Tokenizers

Tokenizers

Single Token

The Single Token Tokenizer will return the entire input bytes as a single token.

Letter

The letter tokenizer is a tokenizer that simply identifies tokens as sequences of Unicode runes that are part of the Letter category.

Regular Expression

The Regular Expression Tokenizer will tokenize input using a configurable regular expression. The regular expression should match token text. See the Whitespace Tokenizer for an example of its usage.

Whitespace

The Whitespace Tokenizer is tokenizer which simply identifies tokens as sequences of Unicode runes that are NOT part of the Space category.

Unicode

The Unicode Tokenizer uses the segment library to perform Unicode Text Segmentation on word boundaries.
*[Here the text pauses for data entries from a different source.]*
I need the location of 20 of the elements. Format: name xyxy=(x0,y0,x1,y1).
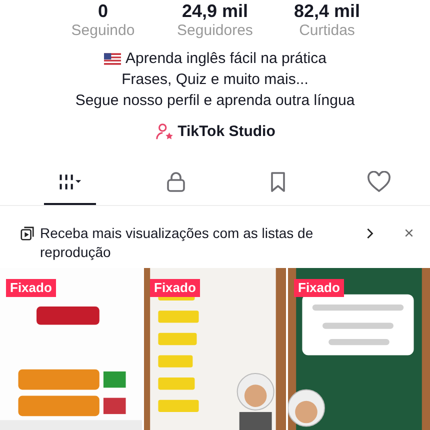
stat-label: Seguidores xyxy=(177,21,253,41)
chevron-right-icon[interactable] xyxy=(365,227,374,240)
stat-count: 24,9 mil xyxy=(182,1,248,21)
pinned-badge: Fixado xyxy=(294,278,344,297)
bio-text: Segue nosso perfil e aprenda outra língua xyxy=(75,91,355,111)
close-icon[interactable] xyxy=(404,228,414,238)
stat-label: Curtidas xyxy=(299,21,355,41)
stat-label: Seguindo xyxy=(71,21,135,41)
playlist-icon xyxy=(20,226,35,241)
flag-icon xyxy=(104,52,121,64)
stat-count: 0 xyxy=(98,1,108,21)
stat-count: 82,4 mil xyxy=(294,1,360,21)
pinned-badge: Fixado xyxy=(150,278,200,297)
person-star-icon xyxy=(154,122,174,141)
heart-icon xyxy=(367,171,392,193)
playlist-promo-text: Receba mais visualizações com as listas de reprodução xyxy=(40,224,314,262)
pinned-badge: Fixado xyxy=(6,278,56,297)
studio-link[interactable]: TikTok Studio xyxy=(154,122,276,141)
bio-text: Aprenda inglês fácil na prática xyxy=(126,49,326,69)
bio-text: Frases, Quiz e muito mais... xyxy=(122,70,308,90)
It is recommended over the ICU tokenizer for all languages not requiring dictionary-based tokenization that is supported by ICU.

ICU

The ICU tokenizer uses the ICU library to tokenize the input using Unicode Text Segmentation on word boundaries.

NOTE: This tokenizer requires bleve be built with the optional ICU package. See the page on Building.

Exception

The exception tokenizer allows you to define exceptions. Exceptions are sections of the input stream which match regular expressions. These sections are left intact as single tokens. Any input not matching these regular expressions is passed to the child tokenizer.